### QUESTION 2
#
## Topic: Sheet 8 Exercise 1
## Question:
# 1. Why is there a 2 in the square brackets: for (i in 1:dim(data)[2])
# 2. Why is there: y<-c(y, names(data)[i]) no comma in front of the i as in the line above to output the name of the column?
# Solution
myfact <- function(data) {
y <-c()
for (i in 1:dim(data)[2]){
if (is.factor(data[,i]) == TRUE){
y<-c(y, names(data)[i])
}
}
return(y)
}
heartbeats <- read.table("http://evol.bio.lmu.de/_statgen/Rcourse/ws1920/data/heartbeats.txt", header = TRUE)
## Answer:
# 1. Load the heartbeats data and try compiling this to see what happens:
dim(heartbeats)
## [1] 210 3
# Explaination: The output of the function dim is a vector with 2 values:
# the first value represents the number of rows.
# the second value represents the number of columns.
# If you would like to extract just the number of rows from the vector
# you would use dim(heartbeats)[1], analogously if you need just the number
# of columns you would use dim(heartbeats)[2], try it:
dim(heartbeats)[1]
## [1] 210
dim(heartbeats)[2]
## [1] 3
# since you want to check each column in the function, you should use dim(data)[2] in the for loop.

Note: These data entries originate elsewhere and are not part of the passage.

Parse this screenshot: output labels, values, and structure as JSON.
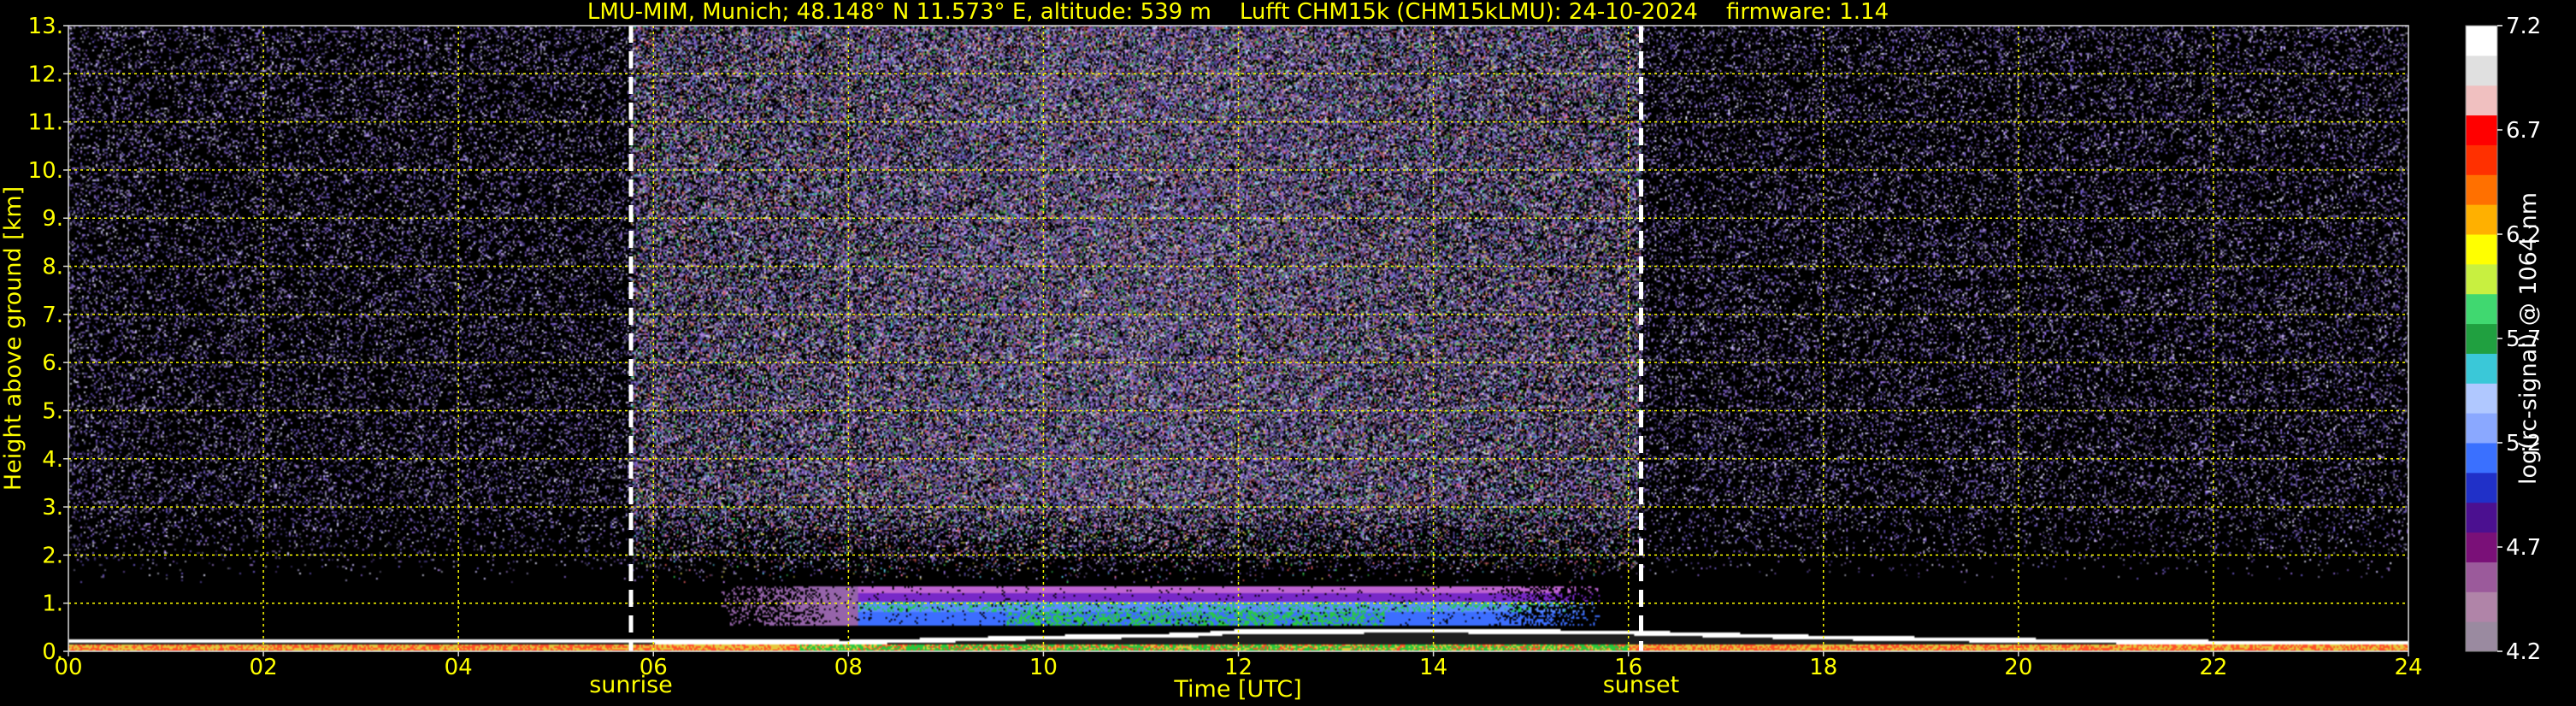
{
  "title": "LMU-MIM, Munich; 48.148° N 11.573° E, altitude: 539 m    Lufft CHM15k (CHM15kLMU): 24-10-2024    firmware: 1.14",
  "chart_data": {
    "type": "heatmap",
    "xlabel": "Time [UTC]",
    "ylabel": "Height above ground [km]",
    "xlim": [
      0,
      24
    ],
    "ylim": [
      0,
      13
    ],
    "x_ticks": [
      "00",
      "02",
      "04",
      "06",
      "08",
      "10",
      "12",
      "14",
      "16",
      "18",
      "20",
      "22",
      "24"
    ],
    "y_ticks": [
      "0.",
      "1.",
      "2.",
      "3.",
      "4.",
      "5.",
      "6.",
      "7.",
      "8.",
      "9.",
      "10.",
      "11.",
      "12.",
      "13."
    ],
    "grid": true,
    "events": [
      {
        "label": "sunrise",
        "time": 5.77
      },
      {
        "label": "sunset",
        "time": 16.13
      }
    ],
    "colorbar": {
      "label": "log(rc-signal) @ 1064 nm",
      "ticks": [
        "4.2",
        "4.7",
        "5.2",
        "5.7",
        "6.2",
        "6.7",
        "7.2"
      ],
      "range": [
        4.2,
        7.2
      ]
    },
    "features": {
      "boundary_layer_top_km": [
        [
          0.0,
          0.2
        ],
        [
          2.0,
          0.2
        ],
        [
          4.0,
          0.21
        ],
        [
          6.0,
          0.2
        ],
        [
          8.0,
          0.18
        ],
        [
          10.0,
          0.28
        ],
        [
          11.5,
          0.33
        ],
        [
          12.0,
          0.4
        ],
        [
          14.0,
          0.42
        ],
        [
          16.0,
          0.38
        ],
        [
          18.0,
          0.28
        ],
        [
          20.0,
          0.22
        ],
        [
          22.0,
          0.18
        ],
        [
          24.0,
          0.17
        ]
      ],
      "aerosol_layer": {
        "start": 6.7,
        "end": 15.7,
        "base_km": 0.55,
        "top_km": 1.35
      }
    }
  },
  "colors": {
    "axis_text": "#ffff00",
    "grid": "#ffff00",
    "background": "#000000",
    "event_line": "#ffffff",
    "colormap": [
      "#9a8aa0",
      "#b084a8",
      "#9b5a9b",
      "#7a1078",
      "#4b1090",
      "#2030c8",
      "#3a70ff",
      "#8aa8ff",
      "#b0c8ff",
      "#3ac8d8",
      "#20a040",
      "#40d870",
      "#c8f040",
      "#ffff00",
      "#ffb000",
      "#ff7000",
      "#ff3000",
      "#ff0000",
      "#f0c0c0",
      "#e0e0e0",
      "#ffffff"
    ]
  }
}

# 2. Try compiling this to see what happens:
names(heartbeats)
## [1] "wghtcls" "treatment" "wghtincr"
# Explaination: the output of the names function is a vector that contains the names of
# all columns. Vectors are ONE dimensional so, if you want to get a specific value from
# the vector you just need to put one index, e.g. try:
names(heartbeats)[1]
## [1] "wghtcls"
# this will output the value at the position 1, and thus, you would get the name of the
# first column.
# by using this names(data)[i] you extract the name of the i-th column for which is.factor(data[,i]) == TRUE
# notice: data[,i] --> here you use comma because data is a TWO dimensional data frame
# and by saying data[,i], you select ALL ROWS but only column i.